SemWebCentral and SemanticWeb.org provide good listings of Semantic Web tools either available or in production. The construction of tools and systems to discover, interpret, integrate, evaluate, and respond to information on the Semantic Web is an active research area with much work remaining to be done.
Lend a Hand, Win a T-shirt
One of our primary goals in the SPIRE project is to facilitate the wide-scale publishing of scientific data in RDF and OWL. We want to make it easy to automatically generate semantic markup from local databases. Because the most time-consuming part of the Semantic Web publishing process is ontology development, we are promoting a casual ontology development process that enables simple, skeletal ontologies to be quickly crafted for a specific publishing purpose. We invite readers to select a data set (or other source of information) that they would like to share; to use Swoogle to search for ontologies that would allow them to markup the data set in OWL, and to create an appropriate ontology if one doesn't exist; and to submit to us your marked-up data set. We are very interested to see the different ways that similar domains are ontologized and will publish all ontologies, together with mappings among related and identical concepts. For more detailed instructions, see the SPIRE methodology page. The first 10 submissions will receive a SPIRE T-shirt and the satisfaction of participating in an important experiment. For guidance in the ontology development or markup process, feel free to contact Joel Sachs.

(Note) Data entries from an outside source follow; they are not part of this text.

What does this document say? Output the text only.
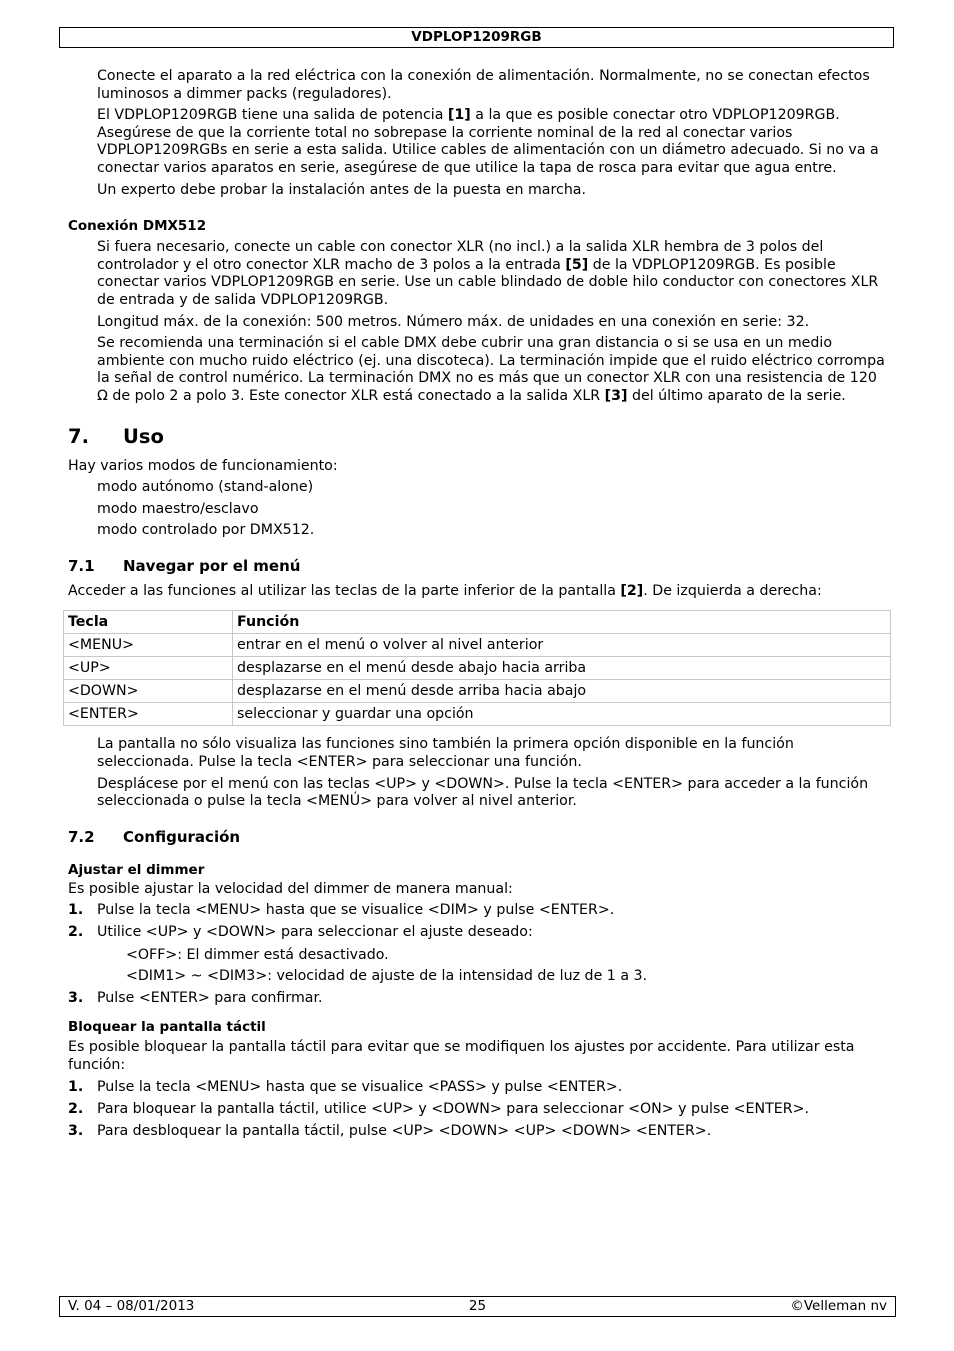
VDPLOP1209RGB

Conecte el aparato a la red eléctrica con la conexión de alimentación. Normalmente, no se conectan efectos luminosos a dimmer packs (reguladores).

El VDPLOP1209RGB tiene una salida de potencia [1] a la que es posible conectar otro VDPLOP1209RGB. Asegúrese de que la corriente total no sobrepase la corriente nominal de la red al conectar varios VDPLOP1209RGBs en serie a esta salida. Utilice cables de alimentación con un diámetro adecuado. Si no va a conectar varios aparatos en serie, asegúrese de que utilice la tapa de rosca para evitar que agua entre.

Un experto debe probar la instalación antes de la puesta en marcha.

Conexión DMX512

Si fuera necesario, conecte un cable con conector XLR (no incl.) a la salida XLR hembra de 3 polos del controlador y el otro conector XLR macho de 3 polos a la entrada [5] de la VDPLOP1209RGB. Es posible conectar varios VDPLOP1209RGB en serie. Use un cable blindado de doble hilo conductor con conectores XLR de entrada y de salida VDPLOP1209RGB.

Longitud máx. de la conexión: 500 metros. Número máx. de unidades en una conexión en serie: 32.

Se recomienda una terminación si el cable DMX debe cubrir una gran distancia o si se usa en un medio ambiente con mucho ruido eléctrico (ej. una discoteca). La terminación impide que el ruido eléctrico corrompa la señal de control numérico. La terminación DMX no es más que un conector XLR con una resistencia de 120 Ω de polo 2 a polo 3. Este conector XLR está conectado a la salida XLR [3] del último aparato de la serie.

7.	Uso

Hay varios modos de funcionamiento:

modo autónomo (stand-alone)

modo maestro/esclavo

modo controlado por DMX512.

7.1	Navegar por el menú

Acceder a las funciones al utilizar las teclas de la parte inferior de la pantalla [2]. De izquierda a derecha:

Tecla	Función
<MENU>	entrar en el menú o volver al nivel anterior
<UP>	desplazarse en el menú desde abajo hacia arriba
<DOWN>	desplazarse en el menú desde arriba hacia abajo
<ENTER>	seleccionar y guardar una opción

La pantalla no sólo visualiza las funciones sino también la primera opción disponible en la función seleccionada. Pulse la tecla <ENTER> para seleccionar una función.

Desplácese por el menú con las teclas <UP> y <DOWN>. Pulse la tecla <ENTER> para acceder a la función seleccionada o pulse la tecla <MENÚ> para volver al nivel anterior.

7.2	Configuración
Ajustar el dimmer

Es posible ajustar la velocidad del dimmer de manera manual:

1. Pulse la tecla <MENU> hasta que se visualice <DIM> y pulse <ENTER>.
2. Utilice <UP> y <DOWN> para seleccionar el ajuste deseado:

<OFF>: El dimmer está desactivado.

<DIM1> ~ <DIM3>: velocidad de ajuste de la intensidad de luz de 1 a 3.

3. Pulse <ENTER> para confirmar.
Bloquear la pantalla táctil

Es posible bloquear la pantalla táctil para evitar que se modifiquen los ajustes por accidente. Para utilizar esta función:

1. Pulse la tecla <MENU> hasta que se visualice <PASS> y pulse <ENTER>.
2. Para bloquear la pantalla táctil, utilice <UP> y <DOWN> para seleccionar <ON> y pulse <ENTER>.
3. Para desbloquear la pantalla táctil, pulse <UP> <DOWN> <UP> <DOWN> <ENTER>.
V. 04 – 08/01/2013	25	©Velleman nv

How Are Scientists Responding?
Among the first adopters and co-creators of the Semantic Web have been scientists who see in the new approach the promise of content-based information retrieval, distributed data mining, and automated Web-service choreography. Another Semantic Web application for scientists is an annotation framework that would pull the work of the citizen scientist (the dedicated amateur who makes potentially important observations in, e.g., astronomy or ecology) into mainstream scientific discourse.
In last year's Semantic Web Challenge, one of the prizes was awarded to AnnoTerra, a system that extracts key words from NASA Earth Observatory news feeds and uses them to perform ontology-based searches on the Global Change Master Directory for relevant resources. In other words, it serves up relevant scientific data with the latest news. Other examples of research projects exploring the use of the Semantic Web in science include SPIRE, Science Environment for Ecological Knowledge, Semantic Web for Earth and Environmental Terminology, and the Semantic Grid project.
Some observers believe that the Semantic Web idea is oversold and is unlikely to be realized anytime soon. Of course, it's well known that it's difficult to make predictions, especially about the future, but we believe the Semantic Web will have an important impact and see signs that it is already being adopted. Adobe's products use RDF to encode and manipulate metadata in various file formats such as PDF documents and images. We have built a prototype indexing and retrieval engine, Swoogle, that crawls the Web looking for Semantic Web documents, and find that their number is growing. Two simple ontologies, RDF Site Summary and the Friend of a Friend project, are being widely used and by millions of Web pages.